If he’d been called upon to identify the moment when they’d swung
past each other – Derek clambering down the chain of command,
while Gawain prepared to inch up its carefully polished links – then
it was while his father was posted to Faversham, and the Task
Force set off from nearby Southampton for those fly-speck islands
in the South Atlantic. They sat together in the airless living room
watching it all on a brand-new Trinitron – not that there’d been
anything colourful to see in that remote era, when wars were
reported using … archive footage, to the accompaniment of a commentary
delivered by … the speaking clock. Derek lay in his armchair,
his growing hair fanned out on its old antimacassar, a Heineken
can in one hand, a fag in the other – the very image of indolence,
but he sat up straight … when we sank the Belgrano. Yes, we both …
clocked that. And Derek had squeezed his Heineken can until it …

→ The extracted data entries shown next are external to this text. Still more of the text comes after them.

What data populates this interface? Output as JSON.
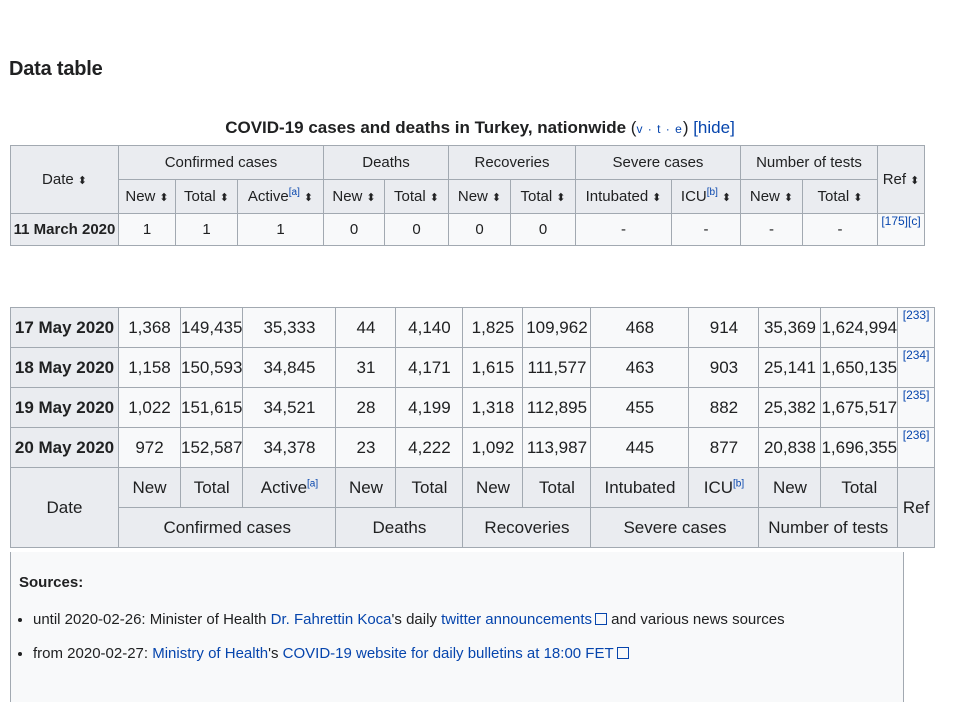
{
  "heading": "Data table",
  "caption": {
    "title": "COVID-19 cases and deaths in Turkey, nationwide",
    "vte": "v · t · e",
    "hide": "[hide]"
  },
  "columns": {
    "date": "Date",
    "ref": "Ref",
    "groups": [
      "Confirmed cases",
      "Deaths",
      "Recoveries",
      "Severe cases",
      "Number of tests"
    ],
    "new": "New",
    "total": "Total",
    "active": "Active",
    "active_note": "[a]",
    "intubated": "Intubated",
    "icu": "ICU",
    "icu_note": "[b]"
  },
  "top_row": {
    "date": "11 March 2020",
    "cells": [
      "1",
      "1",
      "1",
      "0",
      "0",
      "0",
      "0",
      "-",
      "-",
      "-",
      "-"
    ],
    "ref": "[175][c]"
  },
  "rows": [
    {
      "date": "17 May 2020",
      "cells": [
        "1,368",
        "149,435",
        "35,333",
        "44",
        "4,140",
        "1,825",
        "109,962",
        "468",
        "914",
        "35,369",
        "1,624,994"
      ],
      "ref": "[233]"
    },
    {
      "date": "18 May 2020",
      "cells": [
        "1,158",
        "150,593",
        "34,845",
        "31",
        "4,171",
        "1,615",
        "111,577",
        "463",
        "903",
        "25,141",
        "1,650,135"
      ],
      "ref": "[234]"
    },
    {
      "date": "19 May 2020",
      "cells": [
        "1,022",
        "151,615",
        "34,521",
        "28",
        "4,199",
        "1,318",
        "112,895",
        "455",
        "882",
        "25,382",
        "1,675,517"
      ],
      "ref": "[235]"
    },
    {
      "date": "20 May 2020",
      "cells": [
        "972",
        "152,587",
        "34,378",
        "23",
        "4,222",
        "1,092",
        "113,987",
        "445",
        "877",
        "20,838",
        "1,696,355"
      ],
      "ref": "[236]"
    }
  ],
  "sources": {
    "title": "Sources:",
    "item1": {
      "pre": "until 2020-02-26: Minister of Health ",
      "link1": "Dr. Fahrettin Koca",
      "mid": "'s daily ",
      "link2": "twitter announcements",
      "post": " and various news sources"
    },
    "item2": {
      "pre": "from 2020-02-27: ",
      "link1": "Ministry of Health",
      "mid": "'s ",
      "link2": "COVID-19 website for daily bulletins at 18:00 FET"
    }
  }
}
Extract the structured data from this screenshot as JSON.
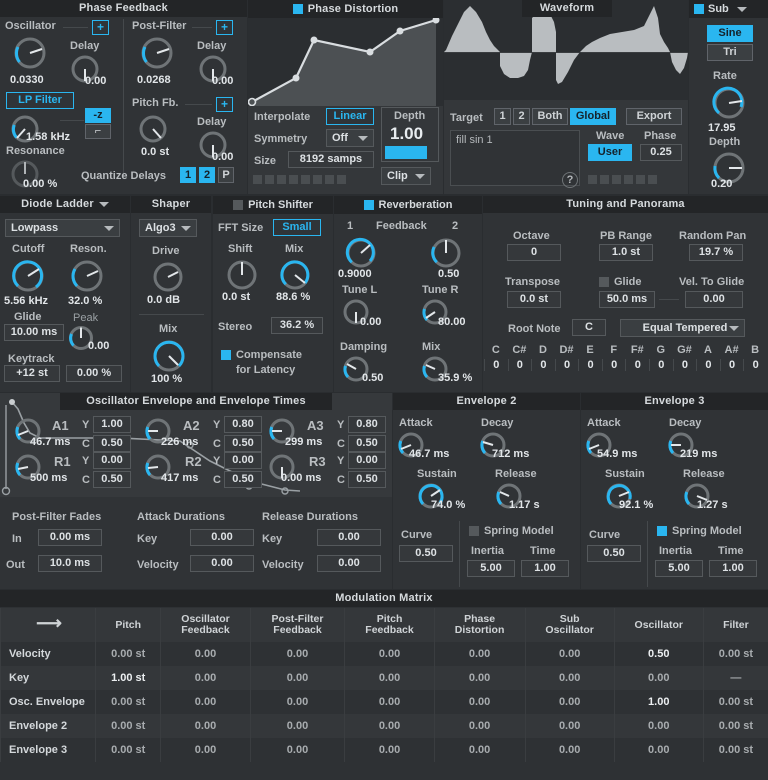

crumpled – never seen him do that before. After which he’d huffed and
puffed – said it was worse than regrettable – a fucking crime: all those
Argies – only boys, and conscripts to boot. The Thomas family had
had one of those novelty dipping birds on top of the fridge it dipped
and sipped while Derek Thomas dipped towards the telly screen and
sipped the last bitter dregs of his patriotism down: I’m not pretending
to be a great patriot, boyo – but the lady’s right, the reputation
of the country is on the line … It must’ve been a year or two later,
by which time Gawain had been away to camp, where he’d live-fired
a Bren … felt its sexy shudder, that he dared to ask Derek if he
regretted it – not having seen proper combat, that is. The Major had
thought for a moment. I don’t want to piss on your parade, son, he’d
said eventually, but combat – in my view – is something very much
to be avoided. See, any squaddie worth his salt knows how to keep
his head down. Officers? Different cuppa type oh altogether. Got to
be seen to be in the thick of it, bullets flying through the peak
of your cap, getting a fucking suntan from the falling flares. My
expertise consisted in keeping whirlybirds in the air, not putting
human beings … in the ground. But he, too, had had his moment.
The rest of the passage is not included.